Scripts used in our paper about genetic exchanges in Listeria's MGE.
Only scripts used on the local dataset are provided, as the method is the same one on the global dataset.
Please cite "Genetic exchange networks bridge mobile DNA vehicles in the bacterial pathogen Listeria monocytogenes" by by Muller et al. (2025)
Transposons were annotated with Bacant, in each assembly independently:
bacant -n assembly1.fa -o outputs_bacant_v3/assembly1/ -t 5 -p bacant-db-v3.1/ -d ResDB,IntegronDB,TransposonDB,repliconDB
#copy the output that sumarize everything, and add a colomn with the name of the assembly
awk -v var="assembly1" '{print $0, var}' OFS='\t' outputs_bacant_v3.1/assembly1/annotation.tsv > outputs_bacant_v3.1/assembly1/annotation_named.tsv
#Actually the output does not summarier everything: replicon in their on file
awk -v var="assembly1" '{print $0, var}' OFS='\t' outputs_bacant_v3.1/assembly1/replicon.tsv > outputs_bacant_v3.1/assembly1/replicon_named.tsv
#Once ran for all genomes, annotations were concatenated
cat outputs_bacant_v3.1/assembly1/annotation_named.tsv outputs_bacant_v3.1/assemblyN/annotation_named.tsv > outputs_bacant_v3.1/all_annotation_named.tsv
Then, we used the script extractTransposons.sh to get the table of transposons only (transposons.tsv), and the fasta of transposons (all_transposons.fasta)
Plasmids were annotated with the MOB-recon tool from the MOB-suite, in each assembly independently.

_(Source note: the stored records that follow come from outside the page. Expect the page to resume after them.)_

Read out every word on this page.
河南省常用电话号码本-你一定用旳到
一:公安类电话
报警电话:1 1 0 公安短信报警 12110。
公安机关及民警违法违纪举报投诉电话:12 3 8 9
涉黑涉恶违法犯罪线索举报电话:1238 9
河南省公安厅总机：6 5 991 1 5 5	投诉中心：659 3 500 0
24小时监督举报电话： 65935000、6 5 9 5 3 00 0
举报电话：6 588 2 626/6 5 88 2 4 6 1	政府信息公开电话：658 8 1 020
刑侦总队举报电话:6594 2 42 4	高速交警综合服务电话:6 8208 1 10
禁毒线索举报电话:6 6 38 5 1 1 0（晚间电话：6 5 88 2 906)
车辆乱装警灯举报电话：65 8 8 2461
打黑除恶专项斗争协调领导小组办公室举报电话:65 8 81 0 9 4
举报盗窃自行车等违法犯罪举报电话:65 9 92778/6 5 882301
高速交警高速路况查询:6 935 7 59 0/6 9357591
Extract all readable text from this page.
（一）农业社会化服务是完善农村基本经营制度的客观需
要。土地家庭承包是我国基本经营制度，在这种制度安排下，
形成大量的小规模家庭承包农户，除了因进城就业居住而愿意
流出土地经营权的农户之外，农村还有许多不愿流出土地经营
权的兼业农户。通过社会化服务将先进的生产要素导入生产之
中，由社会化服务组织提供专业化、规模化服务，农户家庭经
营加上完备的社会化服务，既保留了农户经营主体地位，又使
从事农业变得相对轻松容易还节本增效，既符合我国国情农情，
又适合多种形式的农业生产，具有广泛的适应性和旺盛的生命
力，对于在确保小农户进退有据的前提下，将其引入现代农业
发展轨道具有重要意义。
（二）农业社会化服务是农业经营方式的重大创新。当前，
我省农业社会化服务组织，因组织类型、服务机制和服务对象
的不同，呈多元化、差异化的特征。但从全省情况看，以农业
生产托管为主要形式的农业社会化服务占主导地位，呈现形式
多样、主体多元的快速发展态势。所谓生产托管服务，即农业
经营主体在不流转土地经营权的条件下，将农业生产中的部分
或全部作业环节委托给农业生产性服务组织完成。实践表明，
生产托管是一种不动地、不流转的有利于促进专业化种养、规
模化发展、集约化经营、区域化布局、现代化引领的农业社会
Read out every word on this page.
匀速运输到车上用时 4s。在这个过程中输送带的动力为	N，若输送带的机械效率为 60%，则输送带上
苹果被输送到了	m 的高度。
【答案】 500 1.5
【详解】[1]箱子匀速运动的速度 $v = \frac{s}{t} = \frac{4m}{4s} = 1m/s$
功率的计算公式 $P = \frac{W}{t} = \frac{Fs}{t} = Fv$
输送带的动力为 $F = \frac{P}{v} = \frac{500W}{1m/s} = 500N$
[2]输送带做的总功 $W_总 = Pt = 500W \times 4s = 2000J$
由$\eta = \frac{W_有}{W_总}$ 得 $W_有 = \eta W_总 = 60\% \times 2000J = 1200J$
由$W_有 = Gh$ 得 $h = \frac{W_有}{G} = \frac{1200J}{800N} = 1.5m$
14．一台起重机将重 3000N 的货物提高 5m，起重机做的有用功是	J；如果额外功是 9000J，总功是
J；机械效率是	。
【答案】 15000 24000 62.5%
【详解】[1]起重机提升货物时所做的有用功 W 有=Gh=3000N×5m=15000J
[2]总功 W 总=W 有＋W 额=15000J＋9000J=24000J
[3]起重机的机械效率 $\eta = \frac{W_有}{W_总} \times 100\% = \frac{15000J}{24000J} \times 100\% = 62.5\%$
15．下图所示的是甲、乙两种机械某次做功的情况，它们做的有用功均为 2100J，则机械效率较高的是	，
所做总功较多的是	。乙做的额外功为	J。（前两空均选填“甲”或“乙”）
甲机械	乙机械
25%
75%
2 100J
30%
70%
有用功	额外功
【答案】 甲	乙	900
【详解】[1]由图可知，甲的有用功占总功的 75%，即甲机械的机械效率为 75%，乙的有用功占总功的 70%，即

Phage were annotated in all assemblies at once with the pipeline phageAnnotation, available at https://github.com/HeloiseMuller/phageAnnotation
Two fasta of phage sequences were saved:
phages_filtered_3TuningRemoval.fawas filtered according to filters (i) and (ii) of the paper but not depending on the length.phages_filtered_5000bp_AND_3TuningRemoval.faare the same phage sequences as above, but only keeping those which are at least 5000bp long.
Finally, all annotations were put together in a same file:
cat transposons/all_transposons.fasta plasmids/all_plasmids.fasta phages/phages_filtered_3TuningRemoval.fa > all_MGE.fasta
We also calculated the length of each MGE and saved the file as all_MGE.length.
Genes were annotated with Prokka and AMRfinderplus
ListeriaEx_network.R finilizes the MGE annotation: it identifies PP elements and filter them out from the plasmid and phage annotations. It saves the final MGE annotation: all_MGE_filtered.tsv.
It also generates the network in Figure 5 and Figure S9 of the paper.
ListeriaEx_connectivity.R gives statistics on the network; it generates Figures S3 and S6 of the paper.
ListeriaEx_geneLocation.R figures out the location of each gene: are their in any MGE?
It also generates Figure 2 of the paper.
ListeriaEx_matrix.R generates the matrix of Figure 1 of the paper. It also generates Figure 4 with the same data.
ListeriaEx_defenseSystem.R generates Figure S1 of the paper.